The Reverend seemed to be getting a little crazy. The Y-veins on his forehead pulsed, his eyes sank to the size and color of ball bearings, his breathing grew harsh and shallow, and he clenched and unclenched his big hands. He looked like he wanted to strangle the life out of Brother Richard and was but a second from doing it.

“But let’s leave poor Vern out of this. He’s only your pattern played out, what chance did he have with a pa who was so sexed up sometimes he didn’t care what kind of hole he put it in, am I right? Oh, that’s the pattern, I see it now. He’s got video on you and some chicken, right? Some boy whore. Some boy-child even, one of those classic cases of the holy man who can’t keep his mitts off of little Billy and Bobby and tells them God commands them to drop their drawers? Oh, that’s it, I hadn’t seen it till now, that’s got to be it.”

“Sir, you are the Whore of Babylon, the Antichrist, hiding behind a smiley demeanor and a charming patter, but truly inside, the Beast.”

“Arf, arf,” said Richard. “Now I see. You’ve been leveraged into this job, and there’s nothing you can do about it. But you cannot accept it either, because the fulcrum on which it turns is your own darkest secret, the one that would destroy you in front of all Grumleys. So your attitude is classic passive-aggressive, and the longer it goes on, the longer it annoys the bejesus out of you. So now you have it: an excuse to quit, an excuse to fail, an excuse to die.”

The Reverend looked skyward.

“Lord, help the Sinnerman all on that day. He has nowhere to run to. The moon won’t hide him because it’s bleeding, the sea won’t hide him because it’s boiling. With his education he comes up with terrible ideas and he contaminates those who believe. Lord God, smite him, and take him with you and give him a shaking and a talking to, so that he knows why it is you’re sending him to an eternity of burning flesh in the dark and sulphurous caverns of hell.”

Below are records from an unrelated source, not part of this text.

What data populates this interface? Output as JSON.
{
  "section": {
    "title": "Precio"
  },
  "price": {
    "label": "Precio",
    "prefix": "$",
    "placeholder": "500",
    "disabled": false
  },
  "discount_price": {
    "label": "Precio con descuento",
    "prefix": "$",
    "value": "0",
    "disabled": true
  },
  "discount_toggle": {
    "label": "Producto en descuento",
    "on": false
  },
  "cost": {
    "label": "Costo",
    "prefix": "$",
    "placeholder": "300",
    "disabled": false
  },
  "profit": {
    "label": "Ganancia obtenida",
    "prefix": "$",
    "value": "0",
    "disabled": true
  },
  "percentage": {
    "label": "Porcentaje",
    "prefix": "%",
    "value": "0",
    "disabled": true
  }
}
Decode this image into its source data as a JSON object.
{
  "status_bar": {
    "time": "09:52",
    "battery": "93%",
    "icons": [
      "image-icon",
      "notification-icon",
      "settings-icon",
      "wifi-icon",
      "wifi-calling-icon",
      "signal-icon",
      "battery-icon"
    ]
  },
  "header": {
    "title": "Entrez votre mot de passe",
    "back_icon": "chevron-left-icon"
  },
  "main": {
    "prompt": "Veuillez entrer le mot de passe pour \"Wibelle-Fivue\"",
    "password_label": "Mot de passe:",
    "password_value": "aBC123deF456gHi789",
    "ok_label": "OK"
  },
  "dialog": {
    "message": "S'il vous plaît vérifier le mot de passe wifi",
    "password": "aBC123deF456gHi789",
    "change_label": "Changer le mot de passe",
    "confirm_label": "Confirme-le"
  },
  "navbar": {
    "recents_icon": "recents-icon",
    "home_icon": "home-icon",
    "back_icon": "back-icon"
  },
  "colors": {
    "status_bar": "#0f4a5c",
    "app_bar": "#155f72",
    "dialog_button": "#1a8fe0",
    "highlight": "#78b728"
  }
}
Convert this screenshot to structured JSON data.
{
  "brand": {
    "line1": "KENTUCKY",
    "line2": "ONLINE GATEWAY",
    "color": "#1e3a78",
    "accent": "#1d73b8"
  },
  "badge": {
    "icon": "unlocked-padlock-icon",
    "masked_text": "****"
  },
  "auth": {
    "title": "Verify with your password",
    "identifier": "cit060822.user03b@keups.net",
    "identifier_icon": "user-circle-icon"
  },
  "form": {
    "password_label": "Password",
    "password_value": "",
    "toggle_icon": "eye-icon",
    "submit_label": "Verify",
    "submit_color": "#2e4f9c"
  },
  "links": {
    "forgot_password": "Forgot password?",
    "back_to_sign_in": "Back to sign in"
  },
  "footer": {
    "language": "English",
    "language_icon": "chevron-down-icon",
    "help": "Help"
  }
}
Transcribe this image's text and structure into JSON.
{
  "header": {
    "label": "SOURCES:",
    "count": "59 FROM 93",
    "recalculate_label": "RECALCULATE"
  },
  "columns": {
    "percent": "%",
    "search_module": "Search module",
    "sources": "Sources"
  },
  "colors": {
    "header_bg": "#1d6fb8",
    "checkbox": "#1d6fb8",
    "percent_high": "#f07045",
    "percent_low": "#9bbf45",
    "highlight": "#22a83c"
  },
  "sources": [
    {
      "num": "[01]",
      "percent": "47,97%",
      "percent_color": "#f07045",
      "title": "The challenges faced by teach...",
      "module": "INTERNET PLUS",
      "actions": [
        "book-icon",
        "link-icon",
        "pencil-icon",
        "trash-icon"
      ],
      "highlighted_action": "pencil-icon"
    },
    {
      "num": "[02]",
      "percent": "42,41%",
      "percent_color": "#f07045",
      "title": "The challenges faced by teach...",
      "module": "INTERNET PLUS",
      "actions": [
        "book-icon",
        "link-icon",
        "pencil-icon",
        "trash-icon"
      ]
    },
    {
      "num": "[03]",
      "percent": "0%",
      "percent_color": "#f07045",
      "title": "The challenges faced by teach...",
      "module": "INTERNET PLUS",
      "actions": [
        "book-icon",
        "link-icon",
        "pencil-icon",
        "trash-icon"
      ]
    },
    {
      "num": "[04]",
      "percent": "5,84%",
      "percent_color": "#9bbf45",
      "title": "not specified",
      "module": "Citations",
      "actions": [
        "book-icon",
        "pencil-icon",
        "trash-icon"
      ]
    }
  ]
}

“Who writes your stuff, Stephen King or Anne Rice? Anyhow, let me tell you: Call in the boys. Settle ’em down. We need ’em calm and collected for Race Day. We can do this thing, I tell you, and I can have my little run through Big Racing’s peapatch. And we can all go home rich and nobody, nobody, will ever forget the Night of Thunder. Okay? Concentrate. That’s how you beat your tormentor. You pull the job, you get the money, you get your film-at-eleven-minister-fingerfucks-choirboy back. Living well is the best revenge. Oh, and a few years down the line, you go back and kill the shit out of whoever was blackmailing you.”

The Reverend looked at him sullenly.

Richard continued. “Apostate speak with wisdom, no, old goat? Infidel know thing or two, eh, Colonel Sanders? Think on it. Think on it, for God’s sake. Now I’m going to leave. I have to get into Bristol and get a look at my little peapatch, so I can prepare my own kind of fire and brimstone for what’s coming up next. I’m not even going to demand that you change your plan and call those boys in, because I know you will.”

“Thou art sin,” said the Reverend. “Thou wilt burn.”